A Prince Albert nurse-instructor has received a grant to examine the roots of homelessness and work for a solution that, hopefully, can be rolled out across the province.
The project is taking a community partnership approach, and has been awarded a $25,000 Partnership Engage grant by the Social Sciences and Humanities Research Council of Canada to develop a streamlined approach to addressing homelessness in Prince Albert and beyond.
It’s being led by the University of Saskatchewan and local instructor June Anonson. It project aims to build collaboration among researchers, agencies, community leaders, social agencies, frontline workers and homeless people.
Along with the YWCA, the University of Saskatchewan-led project includes the city, the police force, the health region, River Bank Development Corp/ Saskatchewan Polytechnic, First Nations University, the University of Regina and the Prince Albert Grand Council.
The specific objectives of Anonson’s partnership are to:
- Identify root causes of chronic, episodic and transitional homelessness, and determine the specific needs of homeless persons and how to communicate with them.
- Investigate barriers that face homeless persons and community agencies in order to determine how services can be improved, and develop a collaborative strategy that can be applied in Prince Albert and elsewhere.
Create a comprehensive list of services available in Prince Albert and area, and provide a condensed and laminated version directly to homeless persons. The list will also be translated into at least one of the local Indigenous languages.
While the goal is to create an approach that can be replicated nationally, Anonson recognizes that each community has its own difficulties.
“We have a very unique community demographics as you know in this region. It’s not identical anywhere else in Canada. We have a high Indigenous population. We have issues with addictions. We are a unique group,” she said.
“What we hope is that once we’ve completed this project other places in Canada and North America … can look at what we’ve done and adapt it to their needs, and then utilize that to bring together community members to see if they can make a difference in their community.”
Because Prince Albert has such a high Indigenous population, Anonson was sure to include the grand council, as well as elders, in the project.
Louise Halfe, a First Nations poet and former poet laureate for the province is one of those elders. The other is Florence Allen.
The committee also includes members who are homeless or have been homeless to ensure that voice is captured.
Tackling the homelessness issue is important to Anonson.
“I live in the community and the people on the team also live in the community,” she said.
“It’s something we see with how we live and breathe. We see it with our own eyes. We’re concerned. We want to make sure that all populations within our world, especially our small world, are treated with respect and have the right services and support that they are entitled to.”

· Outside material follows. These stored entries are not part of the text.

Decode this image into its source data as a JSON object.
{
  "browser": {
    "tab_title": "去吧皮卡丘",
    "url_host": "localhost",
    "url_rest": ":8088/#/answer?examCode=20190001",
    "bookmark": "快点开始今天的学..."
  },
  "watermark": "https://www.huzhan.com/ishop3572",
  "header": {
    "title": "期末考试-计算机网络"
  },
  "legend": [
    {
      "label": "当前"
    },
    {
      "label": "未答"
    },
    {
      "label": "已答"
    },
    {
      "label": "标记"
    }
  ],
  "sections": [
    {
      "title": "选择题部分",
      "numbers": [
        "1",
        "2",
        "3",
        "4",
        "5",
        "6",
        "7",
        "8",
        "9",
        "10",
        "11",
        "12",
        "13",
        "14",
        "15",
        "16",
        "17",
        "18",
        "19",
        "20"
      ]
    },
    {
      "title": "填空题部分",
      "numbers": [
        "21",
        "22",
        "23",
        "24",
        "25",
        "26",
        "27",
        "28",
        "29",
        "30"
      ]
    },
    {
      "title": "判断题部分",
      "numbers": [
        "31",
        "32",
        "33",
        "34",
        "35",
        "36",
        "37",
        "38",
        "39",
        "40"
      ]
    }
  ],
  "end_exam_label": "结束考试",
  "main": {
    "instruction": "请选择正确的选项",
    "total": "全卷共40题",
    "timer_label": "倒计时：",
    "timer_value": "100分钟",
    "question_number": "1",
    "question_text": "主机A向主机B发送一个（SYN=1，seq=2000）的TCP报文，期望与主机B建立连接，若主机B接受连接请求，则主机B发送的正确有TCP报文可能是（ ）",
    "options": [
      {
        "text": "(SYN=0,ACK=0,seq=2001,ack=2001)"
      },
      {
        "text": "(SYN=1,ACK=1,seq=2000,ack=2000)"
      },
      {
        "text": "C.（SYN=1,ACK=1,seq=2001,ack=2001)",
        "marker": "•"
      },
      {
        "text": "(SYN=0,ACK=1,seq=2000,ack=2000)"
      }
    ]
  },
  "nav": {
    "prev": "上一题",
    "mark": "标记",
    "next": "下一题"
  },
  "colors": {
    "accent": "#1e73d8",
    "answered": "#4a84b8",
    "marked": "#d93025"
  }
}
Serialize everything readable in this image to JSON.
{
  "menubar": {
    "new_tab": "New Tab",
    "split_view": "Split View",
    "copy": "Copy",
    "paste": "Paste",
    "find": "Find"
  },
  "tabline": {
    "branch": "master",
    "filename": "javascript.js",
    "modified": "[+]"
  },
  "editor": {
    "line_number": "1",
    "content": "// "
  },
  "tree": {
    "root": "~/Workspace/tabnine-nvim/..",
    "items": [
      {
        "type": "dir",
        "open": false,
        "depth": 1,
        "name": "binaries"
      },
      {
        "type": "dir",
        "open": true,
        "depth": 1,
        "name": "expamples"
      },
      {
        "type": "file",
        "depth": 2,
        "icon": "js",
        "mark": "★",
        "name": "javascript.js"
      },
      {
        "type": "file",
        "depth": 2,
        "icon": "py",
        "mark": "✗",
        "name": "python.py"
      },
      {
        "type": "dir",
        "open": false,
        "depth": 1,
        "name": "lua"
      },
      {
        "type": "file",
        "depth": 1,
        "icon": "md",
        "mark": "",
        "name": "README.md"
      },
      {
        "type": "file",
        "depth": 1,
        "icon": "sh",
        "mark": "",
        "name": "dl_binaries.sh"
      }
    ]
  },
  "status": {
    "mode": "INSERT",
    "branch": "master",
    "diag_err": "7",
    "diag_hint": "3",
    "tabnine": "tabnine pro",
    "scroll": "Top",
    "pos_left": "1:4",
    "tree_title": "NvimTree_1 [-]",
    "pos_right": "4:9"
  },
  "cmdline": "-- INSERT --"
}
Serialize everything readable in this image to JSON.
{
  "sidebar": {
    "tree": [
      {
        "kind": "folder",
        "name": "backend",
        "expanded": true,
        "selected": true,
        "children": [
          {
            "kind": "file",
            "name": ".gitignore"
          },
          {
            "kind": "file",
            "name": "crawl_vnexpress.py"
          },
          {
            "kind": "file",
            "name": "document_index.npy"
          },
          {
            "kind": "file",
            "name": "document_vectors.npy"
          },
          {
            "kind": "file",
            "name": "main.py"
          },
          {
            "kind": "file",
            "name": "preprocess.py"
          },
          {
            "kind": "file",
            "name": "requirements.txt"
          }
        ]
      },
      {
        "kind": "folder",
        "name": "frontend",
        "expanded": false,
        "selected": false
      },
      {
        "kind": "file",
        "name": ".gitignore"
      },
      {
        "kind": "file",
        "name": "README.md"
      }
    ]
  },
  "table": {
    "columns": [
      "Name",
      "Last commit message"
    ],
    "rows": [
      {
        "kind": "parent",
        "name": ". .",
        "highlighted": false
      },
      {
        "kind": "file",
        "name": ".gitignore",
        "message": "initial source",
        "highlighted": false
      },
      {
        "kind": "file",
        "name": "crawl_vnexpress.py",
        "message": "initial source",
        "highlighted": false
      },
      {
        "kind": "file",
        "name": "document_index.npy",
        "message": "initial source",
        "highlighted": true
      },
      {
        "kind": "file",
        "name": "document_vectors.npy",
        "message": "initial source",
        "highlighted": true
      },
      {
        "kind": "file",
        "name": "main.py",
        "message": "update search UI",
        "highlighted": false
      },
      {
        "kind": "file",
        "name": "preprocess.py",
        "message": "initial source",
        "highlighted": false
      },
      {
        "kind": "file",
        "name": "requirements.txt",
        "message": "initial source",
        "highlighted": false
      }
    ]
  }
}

Anonson said the project is already creating results. Just by getting people together in the same room who work in this space, they have been able to communicate about what services are already offered. Many are learning about services that already exist in the city, but weren’t widely known beyond a small group of people.
“One of the biggest things this project will do is help with education and help people realize the importance of acknowledging that there’s an issue,” she said.
“Then, seeing what they can do to support and help so this becomes not such a problem in our area.”
She also spoke about the importance of including the city, the police and the health region.
‘Those are three big groups that must be very efficient working together and working with the smaller groups like Homeward Bound. There were people in this group that didn’t even know Homeward Bound existed. Now there’s 20 people who know. It’s making a difference once person at a time,” she said.
Anonson said it’s important the three big heavy hitters — the police, city and health region — are all moving in the same direction with the small organizations.
“If you don’t sit down and have some of these tough discussions, you don’t know if you’re moving in the same direction.”
Overall, Anonson said, she’s excited that the whole committee is as excited about the project as she is.
“Our team consists of people from all different genders, all different ages and all different walks of life,” she said.
“We have some very young researchers that haven’t even graduated from their Baccalaureate programs that are taking part. We have people in their 60s and 70s that are taking part. It’s a beautiful, demographic blended mix. We’re very excited about who wants to be a part of this.
“Every one of us wants to be able to make a difference. It doesn’t matter where we work or where we live. If we can support and help and make a better place to lice, that’s what it’s all about.”